Interesting. “Which keys in what order?”
“Not sure,” he said. “Your history, I think, is a fairly straightforward key.”
That was fair. “Anything else?”
She glanced at him, but he seemed to be concentrating very hard on something.
“What about sex?” she prompted. “Since that was the previously agreed upon topic.”
“I think,” he ventured, looking a bit strained, “for you, love and sex might be two different keys. Maybe even more than two.”
“More than two?”
“Well, I wouldn’t know,” he said, shrugging. “I don’t have the means to conduct a proper thought experiment.”
She checked, but it wasn’t a come-on. Fact, like anything else. “Missing some variables?”
Another shrug. “It’s just a guess.”
“Well, guesses are accepted currency here,” she said blithely. “Along with theories, vague sensations, and counterfeit bills.”
He tapped his fingers on the paper Starbucks cup. “I think you can be physically involved with someone before you need them,” he said slowly. “And I think you can need them before you love them.”
“And you’re basing that on?”
“Five and a half conversations,” he said.
There was something charming about his certainty.
“You missed one,” she decided to confess. “I can sleep with someone before I want them, actually. And need them before I want them.”
He glanced at her. “Always?”
“Historically, yeah,” she said, “and you know how I feel about history.”
He took a sip of his tea, leaning his head back again.
“What happened to the forgery boyfriend?” he asked.
“Nothing,” Regan said, shrugging. “Not unusual. My relationships have a shelf life of about a year, sometimes two.”
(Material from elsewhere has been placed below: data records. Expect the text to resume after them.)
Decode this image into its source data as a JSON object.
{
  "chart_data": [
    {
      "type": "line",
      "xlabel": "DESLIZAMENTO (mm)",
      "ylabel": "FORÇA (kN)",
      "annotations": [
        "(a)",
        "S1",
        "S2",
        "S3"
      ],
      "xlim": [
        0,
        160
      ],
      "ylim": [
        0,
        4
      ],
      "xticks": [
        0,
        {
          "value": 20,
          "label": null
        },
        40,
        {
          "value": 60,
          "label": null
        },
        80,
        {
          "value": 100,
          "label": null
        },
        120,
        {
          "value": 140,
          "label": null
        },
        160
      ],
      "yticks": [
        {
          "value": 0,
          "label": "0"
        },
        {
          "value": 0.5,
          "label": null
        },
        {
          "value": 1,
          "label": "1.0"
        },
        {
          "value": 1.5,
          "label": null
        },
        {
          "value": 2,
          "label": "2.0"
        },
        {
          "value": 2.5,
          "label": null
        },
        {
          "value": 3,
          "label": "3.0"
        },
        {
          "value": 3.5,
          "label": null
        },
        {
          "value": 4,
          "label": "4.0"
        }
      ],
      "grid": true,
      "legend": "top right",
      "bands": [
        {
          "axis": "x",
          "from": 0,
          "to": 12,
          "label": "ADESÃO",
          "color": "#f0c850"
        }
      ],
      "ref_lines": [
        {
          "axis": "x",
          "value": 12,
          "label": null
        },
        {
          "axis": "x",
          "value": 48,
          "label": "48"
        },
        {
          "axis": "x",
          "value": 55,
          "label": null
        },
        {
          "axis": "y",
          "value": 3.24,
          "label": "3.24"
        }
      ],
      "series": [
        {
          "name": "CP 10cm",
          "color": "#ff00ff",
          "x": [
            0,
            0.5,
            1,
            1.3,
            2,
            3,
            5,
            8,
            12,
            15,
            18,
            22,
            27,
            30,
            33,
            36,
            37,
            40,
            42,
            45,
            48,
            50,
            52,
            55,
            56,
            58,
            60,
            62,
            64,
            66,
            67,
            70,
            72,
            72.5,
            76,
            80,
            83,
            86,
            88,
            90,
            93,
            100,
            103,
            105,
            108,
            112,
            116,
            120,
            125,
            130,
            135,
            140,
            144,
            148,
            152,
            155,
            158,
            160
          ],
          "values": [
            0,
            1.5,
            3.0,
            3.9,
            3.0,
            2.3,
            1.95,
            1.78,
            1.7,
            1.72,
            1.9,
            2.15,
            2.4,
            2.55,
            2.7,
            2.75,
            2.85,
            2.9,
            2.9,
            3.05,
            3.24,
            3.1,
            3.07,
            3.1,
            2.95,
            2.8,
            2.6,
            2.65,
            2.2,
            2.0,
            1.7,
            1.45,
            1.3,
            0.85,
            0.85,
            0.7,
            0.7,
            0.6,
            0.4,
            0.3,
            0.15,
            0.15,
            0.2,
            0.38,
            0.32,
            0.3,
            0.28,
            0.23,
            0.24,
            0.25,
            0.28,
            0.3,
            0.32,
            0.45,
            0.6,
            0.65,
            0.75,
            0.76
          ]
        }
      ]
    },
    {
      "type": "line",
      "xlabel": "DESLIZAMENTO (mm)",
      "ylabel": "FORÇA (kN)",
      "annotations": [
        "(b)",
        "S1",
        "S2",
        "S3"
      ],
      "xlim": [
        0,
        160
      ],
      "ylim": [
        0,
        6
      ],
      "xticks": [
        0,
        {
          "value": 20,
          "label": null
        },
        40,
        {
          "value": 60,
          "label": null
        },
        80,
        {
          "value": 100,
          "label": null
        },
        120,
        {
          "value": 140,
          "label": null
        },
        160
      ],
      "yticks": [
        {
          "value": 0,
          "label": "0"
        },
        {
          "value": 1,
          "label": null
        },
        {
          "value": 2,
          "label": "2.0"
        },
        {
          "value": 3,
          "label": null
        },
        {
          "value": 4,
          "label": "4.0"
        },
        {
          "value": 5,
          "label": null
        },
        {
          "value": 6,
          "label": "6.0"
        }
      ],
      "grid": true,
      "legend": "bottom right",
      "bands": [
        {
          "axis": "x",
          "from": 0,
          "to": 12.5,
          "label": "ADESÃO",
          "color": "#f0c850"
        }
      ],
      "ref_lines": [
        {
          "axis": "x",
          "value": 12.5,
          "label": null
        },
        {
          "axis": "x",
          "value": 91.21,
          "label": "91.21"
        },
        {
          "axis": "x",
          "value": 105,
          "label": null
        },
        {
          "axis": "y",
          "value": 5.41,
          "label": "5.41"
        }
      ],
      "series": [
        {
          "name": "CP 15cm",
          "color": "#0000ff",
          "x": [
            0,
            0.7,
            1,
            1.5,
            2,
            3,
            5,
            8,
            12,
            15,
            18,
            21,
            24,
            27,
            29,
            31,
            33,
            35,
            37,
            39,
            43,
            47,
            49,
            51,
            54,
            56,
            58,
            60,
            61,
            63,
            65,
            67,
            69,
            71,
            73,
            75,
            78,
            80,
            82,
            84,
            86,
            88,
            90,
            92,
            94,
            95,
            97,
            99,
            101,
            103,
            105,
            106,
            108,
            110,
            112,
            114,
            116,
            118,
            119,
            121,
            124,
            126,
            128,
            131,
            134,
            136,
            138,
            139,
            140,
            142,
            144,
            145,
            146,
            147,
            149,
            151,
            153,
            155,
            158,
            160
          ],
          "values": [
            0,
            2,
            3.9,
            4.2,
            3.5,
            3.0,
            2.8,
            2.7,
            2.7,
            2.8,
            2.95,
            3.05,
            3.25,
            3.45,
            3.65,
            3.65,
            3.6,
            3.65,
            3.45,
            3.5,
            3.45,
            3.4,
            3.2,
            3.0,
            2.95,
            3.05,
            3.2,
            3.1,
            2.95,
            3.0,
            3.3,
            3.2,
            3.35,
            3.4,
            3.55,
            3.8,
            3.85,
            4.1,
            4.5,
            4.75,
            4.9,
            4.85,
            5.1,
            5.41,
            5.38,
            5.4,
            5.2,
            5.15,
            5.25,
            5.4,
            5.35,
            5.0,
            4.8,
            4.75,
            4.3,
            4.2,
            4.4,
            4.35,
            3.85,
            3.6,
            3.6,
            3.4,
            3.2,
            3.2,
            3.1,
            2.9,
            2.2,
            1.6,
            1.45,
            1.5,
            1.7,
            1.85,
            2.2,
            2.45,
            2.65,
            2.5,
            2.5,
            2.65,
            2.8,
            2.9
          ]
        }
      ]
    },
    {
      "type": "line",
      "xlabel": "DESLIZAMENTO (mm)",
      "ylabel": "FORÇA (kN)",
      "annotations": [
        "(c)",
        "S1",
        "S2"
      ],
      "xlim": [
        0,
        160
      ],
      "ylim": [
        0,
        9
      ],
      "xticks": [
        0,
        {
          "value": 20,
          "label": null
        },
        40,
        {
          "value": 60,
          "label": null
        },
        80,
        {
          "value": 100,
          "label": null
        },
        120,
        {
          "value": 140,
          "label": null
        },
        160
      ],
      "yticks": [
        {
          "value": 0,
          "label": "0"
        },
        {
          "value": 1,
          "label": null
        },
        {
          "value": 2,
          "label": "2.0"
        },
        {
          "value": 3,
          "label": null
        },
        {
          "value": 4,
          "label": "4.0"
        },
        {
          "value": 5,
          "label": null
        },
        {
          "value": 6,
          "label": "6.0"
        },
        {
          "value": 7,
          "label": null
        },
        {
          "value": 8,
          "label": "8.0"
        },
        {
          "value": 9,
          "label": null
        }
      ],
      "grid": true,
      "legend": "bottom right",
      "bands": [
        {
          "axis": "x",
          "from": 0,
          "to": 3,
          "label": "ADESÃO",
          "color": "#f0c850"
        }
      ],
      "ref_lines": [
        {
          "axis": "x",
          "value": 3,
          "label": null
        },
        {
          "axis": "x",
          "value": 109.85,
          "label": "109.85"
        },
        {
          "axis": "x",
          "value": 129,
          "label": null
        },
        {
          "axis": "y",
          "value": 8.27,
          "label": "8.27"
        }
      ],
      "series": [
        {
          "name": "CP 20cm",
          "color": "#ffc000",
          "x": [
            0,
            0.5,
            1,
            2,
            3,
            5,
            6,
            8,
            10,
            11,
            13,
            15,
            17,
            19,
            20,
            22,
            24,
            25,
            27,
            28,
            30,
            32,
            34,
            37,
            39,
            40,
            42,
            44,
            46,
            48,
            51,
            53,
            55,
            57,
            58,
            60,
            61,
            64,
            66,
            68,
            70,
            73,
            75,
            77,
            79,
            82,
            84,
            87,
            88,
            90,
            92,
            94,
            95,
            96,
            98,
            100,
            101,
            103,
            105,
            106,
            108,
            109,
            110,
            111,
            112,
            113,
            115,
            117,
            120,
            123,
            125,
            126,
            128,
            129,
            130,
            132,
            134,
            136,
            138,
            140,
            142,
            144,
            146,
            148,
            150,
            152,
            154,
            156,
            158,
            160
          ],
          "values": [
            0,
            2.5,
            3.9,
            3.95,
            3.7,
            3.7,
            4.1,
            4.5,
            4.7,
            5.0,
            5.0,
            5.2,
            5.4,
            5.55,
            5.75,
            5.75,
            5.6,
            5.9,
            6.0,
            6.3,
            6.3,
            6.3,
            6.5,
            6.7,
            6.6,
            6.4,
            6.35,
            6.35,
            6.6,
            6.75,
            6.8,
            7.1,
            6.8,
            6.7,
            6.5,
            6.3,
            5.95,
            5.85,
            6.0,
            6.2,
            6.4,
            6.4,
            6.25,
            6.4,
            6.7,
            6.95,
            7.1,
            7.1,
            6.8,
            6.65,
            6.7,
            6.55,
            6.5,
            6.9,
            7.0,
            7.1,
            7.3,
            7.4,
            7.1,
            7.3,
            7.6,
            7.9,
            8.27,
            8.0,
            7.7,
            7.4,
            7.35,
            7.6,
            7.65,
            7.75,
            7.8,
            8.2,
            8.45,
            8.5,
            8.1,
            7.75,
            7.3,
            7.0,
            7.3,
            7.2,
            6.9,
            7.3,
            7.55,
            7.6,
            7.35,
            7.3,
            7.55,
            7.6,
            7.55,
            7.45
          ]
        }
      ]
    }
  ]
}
“You prefer being in a relationship?”
She thought about it. “I hadn’t actually considered my preferences before, but yeah, probably. It’s not like I ever look for anyone,” she clarified, tapping her fingers on the steering wheel. “It’s more like they manifest and I fall into it.”
“Is that what happened with Marc?”
“Yeah.”
She had the distinct feeling that anything she said about Marc would be a waste of a conversation.
“Sometimes,” she said, “when I’m with someone else, I get this feeling like I’m asleep.” She drummed her fingers on the steering wheel again, wondering if she could manage to make any sense of that or if she’d only wind up falling into a crevasse of repellant self-pity.
She kept talking anyway. “Sometimes it’s like I’m there, but not really. Not fully. Like part of me is going to wake up a century later and everything will just be totally unidentifiable,” she said with a gloomy laugh. “You know, like Rip Van Winkle or something.”